Introduction.
Accounting sometimes can be compared to law – there are some basic rules every Accountant has to follow so that their work is interpreted correctly. On of the most important of them, is so called ‘Matching Principle’ – which is the base for the Accrual Accounting. Today we will talk about what it exactly means and we will describe two main approaches in Accounting.
Cash-flow Accounting vs. Accruals Accounting.
Basically, mentioned above are the two main approaches that can be undertaken in Accounting. Cash-flow Accounting is very simple – transactions are recorded when cash is paid or received. However, one of the key financial statements – the Income Statement (about which an article will be published soon), is prepared on the basis of Accruals Accounting. Accruals accounting reports revenues or expenses in the period to which they relate to, no matter whether cash has been received/paid or not.
How do Accruals Accounting and Cash-Flow Accounting work?
Let’s analyse an example to see how these two approaches work in practice.
Example.
‘ABC Computers’ is a company, which manufactures professional computers for IT Specialists. On 17 December 2020, Mr Alex Goodwin ordered a computer worth £5,500 for his company. The computer has been delivered and accepted by Mr Goodwin on 19 December 2020, but the payment was due 20 January 2021. Mr Goodwin paid the full amount on 2nd January 2021. Company ‘ABC Computers’ has the Accounting Period of ONE year, and the 2020 period ended on 31 December 2020. The next period started on 1st January 2021. How will this transaction be recorded under Cash-flow and Accruals Accounting?
Cash-flow Accounting will record the transaction when the ABC Computers company receives the money from Mr Goodwin. Here, cash will be received on 2nd January 2021. Thus, this transaction will be recorded, under the Cash-flow Accounting, on the 2nd January 2021. Why? Because cash is received on that day.
The situation will be different when we record transactions under Accruals Accounting. Since Accrual Accounting records transactions when goods are accepted by customers or when services are provided to the customer no matter whether cash has been paid or received, we will treat the computer purchase from the example differently. Mr Goodwin received and accepted the computer on 19th December 2020. He has paid the money for the purchased computer on 2nd January 2021. However, under Accruals Accounting, ABC Accounting will record this transaction as revenue earned on 19th December, in the 2020 Accounting Year even though it is going to receive the money later. This is the rule of Accruals Accounting, which matches revenues earned and expenses incurred to the period where they actually occur, not to the period when cash is paid or received.
Overall, two most important financial statements – Balance Sheet and Income Statement are usually prepared under Accruals Accounting basis. International Accounting Standards also require companies to prepare Statement of Cash Flows to show how cash flows look like in a particular company. Statement of Cash Flows analyses what amounts of cash and when were received or paid by the company. This Statement uses Cash-flow Accounting and it to some extent assists Balance Sheet and Income Statement. They altogether can be used to analyse a company’s performance to a greater detail.
Summary.
There are two main approaches to recording transactions in Accounting – Accruals Accounting and Cash-flow Accounting.

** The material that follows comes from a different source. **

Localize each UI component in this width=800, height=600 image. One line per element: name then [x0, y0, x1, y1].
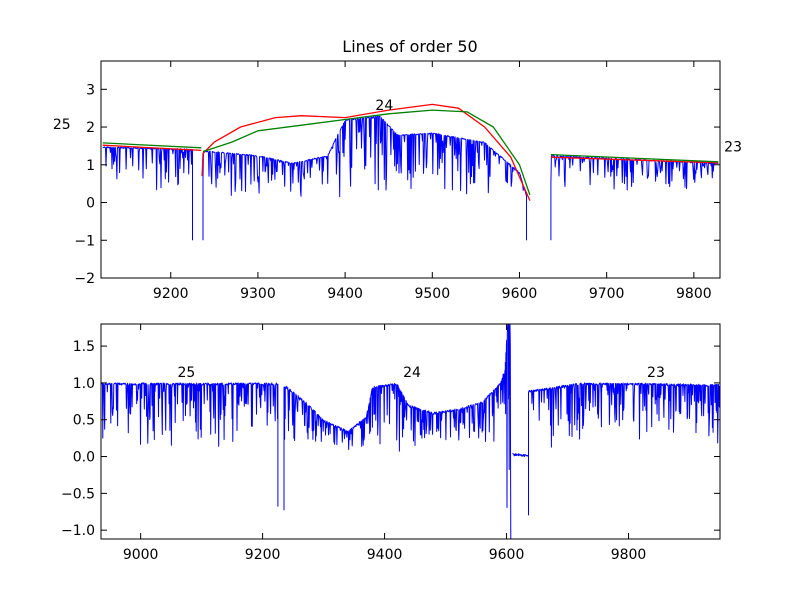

Accruals Accounting records revenues earned and expenses incurred in periods in which they actually occur, no matter whether cash has been paid/received or not.
Cash-flow Accounting records transactions when cash has been paid/received (i.e. when cash flow occurs).
Both approaches are used in Accountancy to prepare various statements – when we combine them, using those statements, we can obtain a broader and detailed picture of a company.